L’activité des députés sur Twitter est étroitement liée au calendrier politique. Nous observons une sur-activité de ces comptes en périodes électorales. Par exemple, plus d’un tiers des députés disposant d’un compte Twitter en 2015 l’ont créé dans l’année précédant les élections présidentielles de 2012. Les élections départementales et régionales sont au cœur des débats en ce premier semestre 2015
Dans l’absolu, les forces politiques en présence dans l’hémicycle sont représentées de manière égale sur Twitter : les groupes SRC et UMP sont les principaux créateurs de contenus. Néanmoins, en proportion, on note que certains partis semblent plus actifs et plus représentés : 100% des députés Non-Inscrits ont adopté Twitter, 88,9% pour le groupe Ecolo contre seulement 40% pour la Gauche Démocrate et Républicaine. Les tweets de l’UMP, des Ecologistes et des Non-inscrits sont particulièrement repartagés.
Twitter est un canal de communication qui est mis au service de stratégies d’influence. C’est pourquoi, nous avons choisi de mesurer « l’influence » de chaque député à partir de deux indicateurs : l’impact des publications et la réputation du député. Les deux indicateurs prennent des valeurs allant de 0 à 1. L’impact est relatif au volume d’interactions (RT et favoris) obtenus par les publications du député, tandis que la réputation est liée au ratio abonnés / abonnement du compte. Ainsi, la majeure partie des députés peuvent être considérés comme des utilisateurs « influents » sur Twitter (masse en haut à droite du graphique).
Nous observons une surreprésentation des Non-Inscrits dans ce classement. Nous pouvons expliquer la présence en première position de Marion Maréchal Le Pen par deux facteurs : le caractère polémique de ses prises de paroles, ainsi que l’audience drainée par son compte Twitter (65,4K abonnés). Cette dernière truste le classement des tweets les plus repris : 9 messages dans le top 10, un quart de ses messages ont obtenu plus de 250RT.
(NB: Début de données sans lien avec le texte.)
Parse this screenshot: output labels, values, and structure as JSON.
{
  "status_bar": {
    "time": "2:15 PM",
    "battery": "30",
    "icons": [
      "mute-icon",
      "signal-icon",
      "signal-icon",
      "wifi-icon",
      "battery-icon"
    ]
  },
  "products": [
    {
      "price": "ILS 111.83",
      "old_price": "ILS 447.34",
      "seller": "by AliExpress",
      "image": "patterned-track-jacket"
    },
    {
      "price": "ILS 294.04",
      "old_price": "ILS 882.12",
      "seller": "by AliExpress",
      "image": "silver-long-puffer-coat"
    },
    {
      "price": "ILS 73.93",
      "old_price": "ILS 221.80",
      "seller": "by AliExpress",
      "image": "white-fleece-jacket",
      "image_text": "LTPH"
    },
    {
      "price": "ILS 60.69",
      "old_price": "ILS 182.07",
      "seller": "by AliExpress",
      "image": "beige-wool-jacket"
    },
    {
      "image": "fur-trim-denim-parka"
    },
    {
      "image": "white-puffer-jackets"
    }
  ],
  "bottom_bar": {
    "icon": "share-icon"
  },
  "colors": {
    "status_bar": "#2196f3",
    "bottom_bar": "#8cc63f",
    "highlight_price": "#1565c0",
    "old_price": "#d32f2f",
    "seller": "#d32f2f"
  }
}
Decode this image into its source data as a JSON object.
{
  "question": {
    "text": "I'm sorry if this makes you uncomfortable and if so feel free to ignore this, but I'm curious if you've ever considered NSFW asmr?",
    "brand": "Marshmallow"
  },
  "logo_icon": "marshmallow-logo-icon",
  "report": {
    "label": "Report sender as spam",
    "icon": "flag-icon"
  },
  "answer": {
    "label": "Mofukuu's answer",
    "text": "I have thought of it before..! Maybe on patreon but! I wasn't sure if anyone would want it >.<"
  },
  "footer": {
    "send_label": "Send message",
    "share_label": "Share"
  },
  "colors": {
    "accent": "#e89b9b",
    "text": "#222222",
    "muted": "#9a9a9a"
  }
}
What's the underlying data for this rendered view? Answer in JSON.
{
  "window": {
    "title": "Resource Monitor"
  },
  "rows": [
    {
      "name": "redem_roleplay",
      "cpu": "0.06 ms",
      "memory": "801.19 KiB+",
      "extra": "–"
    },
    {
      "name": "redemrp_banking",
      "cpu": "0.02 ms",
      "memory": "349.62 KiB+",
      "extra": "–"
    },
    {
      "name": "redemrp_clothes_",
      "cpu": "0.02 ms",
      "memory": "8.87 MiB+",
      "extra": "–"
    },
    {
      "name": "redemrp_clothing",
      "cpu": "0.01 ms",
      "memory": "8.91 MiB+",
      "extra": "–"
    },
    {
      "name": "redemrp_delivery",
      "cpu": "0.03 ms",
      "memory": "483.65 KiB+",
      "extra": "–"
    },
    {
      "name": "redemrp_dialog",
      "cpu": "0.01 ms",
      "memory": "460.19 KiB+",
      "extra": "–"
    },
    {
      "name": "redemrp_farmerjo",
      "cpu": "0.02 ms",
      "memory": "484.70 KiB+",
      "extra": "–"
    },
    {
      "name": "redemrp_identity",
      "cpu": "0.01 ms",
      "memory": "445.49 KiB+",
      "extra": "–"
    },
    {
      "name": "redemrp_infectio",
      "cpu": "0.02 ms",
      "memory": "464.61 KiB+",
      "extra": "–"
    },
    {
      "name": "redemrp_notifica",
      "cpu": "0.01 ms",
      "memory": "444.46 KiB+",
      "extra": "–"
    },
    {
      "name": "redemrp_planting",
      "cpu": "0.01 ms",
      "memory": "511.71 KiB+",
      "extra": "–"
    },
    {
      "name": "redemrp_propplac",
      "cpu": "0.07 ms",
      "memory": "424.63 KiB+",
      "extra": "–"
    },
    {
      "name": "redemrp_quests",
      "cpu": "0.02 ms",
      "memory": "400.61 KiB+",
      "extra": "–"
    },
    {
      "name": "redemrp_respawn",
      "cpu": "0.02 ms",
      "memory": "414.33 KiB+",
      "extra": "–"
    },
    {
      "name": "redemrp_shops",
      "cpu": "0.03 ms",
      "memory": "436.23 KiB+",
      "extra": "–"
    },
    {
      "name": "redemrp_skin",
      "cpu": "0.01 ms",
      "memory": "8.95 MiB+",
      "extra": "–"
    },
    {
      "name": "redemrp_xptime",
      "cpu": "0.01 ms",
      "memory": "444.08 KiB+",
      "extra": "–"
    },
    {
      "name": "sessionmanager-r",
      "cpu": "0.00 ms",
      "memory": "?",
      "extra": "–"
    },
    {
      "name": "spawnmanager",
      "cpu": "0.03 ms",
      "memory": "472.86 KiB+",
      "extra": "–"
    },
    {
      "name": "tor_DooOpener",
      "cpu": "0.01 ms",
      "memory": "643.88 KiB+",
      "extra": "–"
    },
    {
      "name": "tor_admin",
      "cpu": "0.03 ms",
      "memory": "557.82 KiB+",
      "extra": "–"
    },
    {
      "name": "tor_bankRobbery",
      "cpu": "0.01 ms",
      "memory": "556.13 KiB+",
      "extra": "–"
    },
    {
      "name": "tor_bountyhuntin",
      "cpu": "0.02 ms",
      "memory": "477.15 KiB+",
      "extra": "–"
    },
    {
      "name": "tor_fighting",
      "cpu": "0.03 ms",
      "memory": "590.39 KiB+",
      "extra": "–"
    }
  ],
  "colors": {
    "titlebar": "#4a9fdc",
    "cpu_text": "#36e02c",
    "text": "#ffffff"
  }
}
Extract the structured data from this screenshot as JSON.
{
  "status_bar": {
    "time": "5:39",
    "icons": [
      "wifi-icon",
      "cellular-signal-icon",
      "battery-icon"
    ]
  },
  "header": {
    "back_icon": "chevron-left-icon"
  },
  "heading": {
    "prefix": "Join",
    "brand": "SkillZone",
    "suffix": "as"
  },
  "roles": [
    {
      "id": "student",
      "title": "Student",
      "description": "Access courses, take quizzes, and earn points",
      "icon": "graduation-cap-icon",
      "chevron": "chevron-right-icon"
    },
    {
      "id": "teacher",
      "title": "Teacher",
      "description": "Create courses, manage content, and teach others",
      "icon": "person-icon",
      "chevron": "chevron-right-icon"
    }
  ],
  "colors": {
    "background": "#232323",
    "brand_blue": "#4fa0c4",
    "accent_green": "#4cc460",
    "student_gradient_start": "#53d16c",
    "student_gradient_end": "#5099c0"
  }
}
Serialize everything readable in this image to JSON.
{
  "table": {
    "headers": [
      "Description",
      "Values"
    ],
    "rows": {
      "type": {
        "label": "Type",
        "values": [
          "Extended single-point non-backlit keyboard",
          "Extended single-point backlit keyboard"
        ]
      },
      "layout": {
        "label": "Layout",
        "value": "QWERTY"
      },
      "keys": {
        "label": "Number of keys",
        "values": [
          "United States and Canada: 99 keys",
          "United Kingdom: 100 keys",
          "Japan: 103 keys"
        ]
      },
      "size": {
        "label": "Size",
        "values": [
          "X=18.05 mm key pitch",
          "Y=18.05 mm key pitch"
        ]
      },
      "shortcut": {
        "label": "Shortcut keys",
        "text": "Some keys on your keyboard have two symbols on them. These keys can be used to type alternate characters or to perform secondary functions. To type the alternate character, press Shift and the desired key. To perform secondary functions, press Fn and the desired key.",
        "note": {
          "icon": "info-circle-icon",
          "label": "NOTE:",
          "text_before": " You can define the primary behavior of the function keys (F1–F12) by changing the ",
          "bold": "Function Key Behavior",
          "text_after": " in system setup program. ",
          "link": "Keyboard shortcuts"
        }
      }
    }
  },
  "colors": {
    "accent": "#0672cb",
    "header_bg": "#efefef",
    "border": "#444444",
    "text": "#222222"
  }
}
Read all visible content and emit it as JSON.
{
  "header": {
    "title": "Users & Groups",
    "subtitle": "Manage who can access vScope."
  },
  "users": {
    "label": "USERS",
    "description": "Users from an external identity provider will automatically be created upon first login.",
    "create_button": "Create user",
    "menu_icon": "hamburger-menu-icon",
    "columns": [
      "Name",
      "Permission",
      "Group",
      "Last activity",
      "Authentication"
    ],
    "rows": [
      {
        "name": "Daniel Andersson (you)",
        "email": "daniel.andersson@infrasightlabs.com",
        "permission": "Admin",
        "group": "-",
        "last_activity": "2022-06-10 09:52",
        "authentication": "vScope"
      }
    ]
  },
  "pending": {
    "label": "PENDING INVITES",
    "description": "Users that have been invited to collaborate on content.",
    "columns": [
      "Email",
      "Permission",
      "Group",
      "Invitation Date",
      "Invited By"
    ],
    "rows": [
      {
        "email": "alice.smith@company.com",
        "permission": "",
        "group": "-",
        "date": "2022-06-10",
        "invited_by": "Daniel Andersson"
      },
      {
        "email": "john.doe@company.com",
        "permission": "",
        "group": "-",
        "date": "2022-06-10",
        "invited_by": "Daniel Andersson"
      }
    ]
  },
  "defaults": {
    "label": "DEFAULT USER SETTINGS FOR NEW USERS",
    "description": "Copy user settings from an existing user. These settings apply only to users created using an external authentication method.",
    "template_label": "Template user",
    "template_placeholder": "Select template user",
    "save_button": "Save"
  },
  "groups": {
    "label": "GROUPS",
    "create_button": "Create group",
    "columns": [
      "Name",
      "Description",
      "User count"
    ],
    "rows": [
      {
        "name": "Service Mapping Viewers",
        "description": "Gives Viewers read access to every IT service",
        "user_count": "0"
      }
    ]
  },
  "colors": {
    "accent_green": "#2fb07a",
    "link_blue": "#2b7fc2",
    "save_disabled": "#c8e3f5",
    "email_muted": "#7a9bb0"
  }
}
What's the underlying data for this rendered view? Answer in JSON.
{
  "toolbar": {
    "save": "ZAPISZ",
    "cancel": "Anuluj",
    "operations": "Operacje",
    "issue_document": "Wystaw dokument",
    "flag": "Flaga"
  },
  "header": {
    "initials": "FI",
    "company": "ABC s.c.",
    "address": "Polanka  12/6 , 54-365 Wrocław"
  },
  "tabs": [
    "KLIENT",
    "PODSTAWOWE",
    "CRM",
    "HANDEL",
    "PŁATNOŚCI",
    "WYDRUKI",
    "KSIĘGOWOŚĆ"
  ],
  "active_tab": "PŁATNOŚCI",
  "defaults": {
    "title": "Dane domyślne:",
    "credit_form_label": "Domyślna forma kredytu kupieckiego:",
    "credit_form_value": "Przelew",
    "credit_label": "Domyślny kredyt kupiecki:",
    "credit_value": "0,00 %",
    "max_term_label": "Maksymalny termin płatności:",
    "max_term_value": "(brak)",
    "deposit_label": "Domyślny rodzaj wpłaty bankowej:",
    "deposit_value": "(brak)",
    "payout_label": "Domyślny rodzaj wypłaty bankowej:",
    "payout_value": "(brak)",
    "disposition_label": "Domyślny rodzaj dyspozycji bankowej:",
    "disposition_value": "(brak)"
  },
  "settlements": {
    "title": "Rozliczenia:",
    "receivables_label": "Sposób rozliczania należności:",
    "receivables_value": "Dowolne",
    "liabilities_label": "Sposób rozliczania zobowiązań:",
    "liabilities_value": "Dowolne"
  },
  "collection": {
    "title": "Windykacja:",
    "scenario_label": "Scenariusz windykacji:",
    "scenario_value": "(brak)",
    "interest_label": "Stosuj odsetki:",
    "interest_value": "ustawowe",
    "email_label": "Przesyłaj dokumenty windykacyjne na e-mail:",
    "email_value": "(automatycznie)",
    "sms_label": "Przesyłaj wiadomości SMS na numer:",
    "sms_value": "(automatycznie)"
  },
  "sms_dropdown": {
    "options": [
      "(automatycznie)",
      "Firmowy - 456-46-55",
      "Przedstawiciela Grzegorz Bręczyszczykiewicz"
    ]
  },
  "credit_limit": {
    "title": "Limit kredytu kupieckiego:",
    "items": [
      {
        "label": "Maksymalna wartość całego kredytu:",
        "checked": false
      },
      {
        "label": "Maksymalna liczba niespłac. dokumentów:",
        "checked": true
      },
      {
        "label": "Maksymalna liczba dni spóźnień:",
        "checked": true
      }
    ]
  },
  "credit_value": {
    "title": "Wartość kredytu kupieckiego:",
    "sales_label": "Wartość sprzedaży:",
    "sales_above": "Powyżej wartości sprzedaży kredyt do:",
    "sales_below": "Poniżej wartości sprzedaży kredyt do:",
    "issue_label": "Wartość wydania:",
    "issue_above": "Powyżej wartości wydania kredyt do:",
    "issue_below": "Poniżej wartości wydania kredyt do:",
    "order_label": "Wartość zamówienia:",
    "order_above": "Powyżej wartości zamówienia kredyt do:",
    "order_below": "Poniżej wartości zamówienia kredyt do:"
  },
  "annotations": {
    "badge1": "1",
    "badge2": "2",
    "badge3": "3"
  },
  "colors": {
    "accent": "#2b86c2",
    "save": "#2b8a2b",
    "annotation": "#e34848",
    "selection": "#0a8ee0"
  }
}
Les rapports de force entre partis politiques sont concrètement observables sur le réseau social en modélisant les citations des différents groupes politiques (à partir des mentions et des hashtags contenus dans les tweets des députés). On observe alors que la plupart des citations s’effectuent au sein même de ces groupes (récursivité) et que trois formations s’opposent très fréquemment (UMP, SRC, Ecolo).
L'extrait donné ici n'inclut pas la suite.